ÜST
sosyal

Sosyal medyadaki bilgi kirliliği ile mücadele etmenin yolları

Sosyal medyadaki bilgi kirliliği, en temel haklarımızdan biri olan haber alma ve bilgi edinme özgürlüğümüzü olumsuz yönde etkiliyor. Temel bir hak olan bilgi alma hakkı evrensel hukuk kuralları doğrultusunda modern anayasalarda teminat altına alınmış olsa da günümüzde toplumun haber alma ihtiyacını sağlayan iletişim araçları arasında yer alan sosyal medyadaki bilgi kirliliğini önlemeye yetmiyor.

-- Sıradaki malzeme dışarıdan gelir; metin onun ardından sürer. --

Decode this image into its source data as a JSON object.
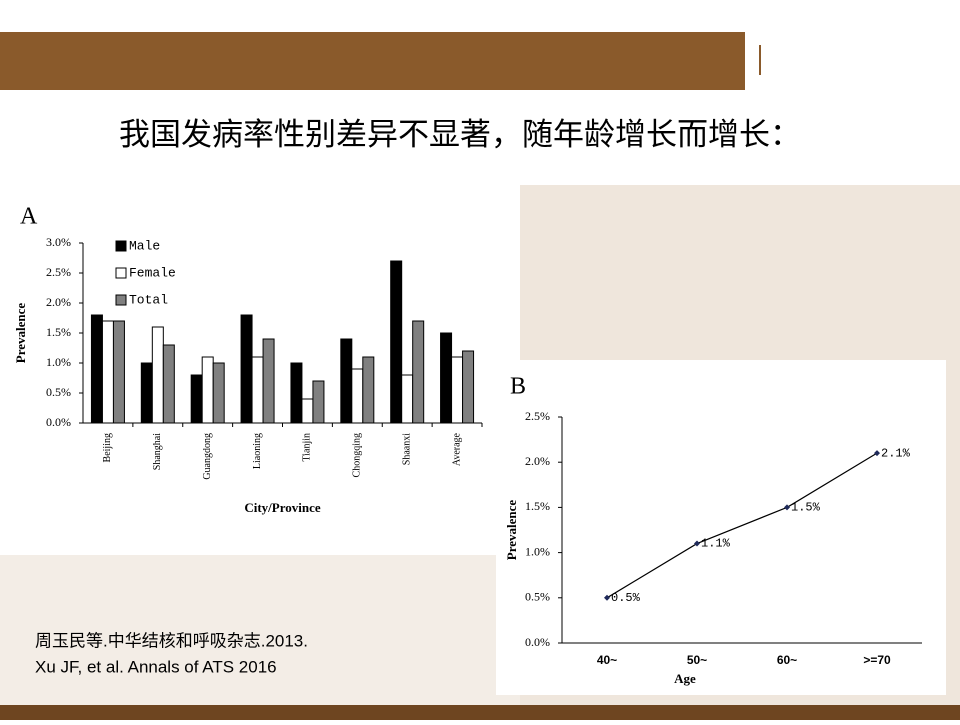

Günümüzde Facebook, Twitter ve Instagram gibi platformlardan yoğun bir şekilde bilgi topluyoruz. Bu mecralarda sadece fotoğraf ya da video paylaşımı yapılmıyor. Siyasetten spora, sanattan eğitime birçok konuda bilgiler aktarılıp, tartışmalar yaşanıyor. 

Bilinçli kullanıldığında sosyal paylaşım sitelerinin başka insanlarla iletişim kurma ve haber alma noktasında önemli bir araç olduğu söylenebilir, fakat söz konusu “doğru bilgiye ulaşmak” olduğunda ise durumun fazlasıyla vahim olduğunu söyleyebiliriz. Peki, sosyal medyadaki bilgi kirliliği ile mücadele etmenin bir yolu var mı?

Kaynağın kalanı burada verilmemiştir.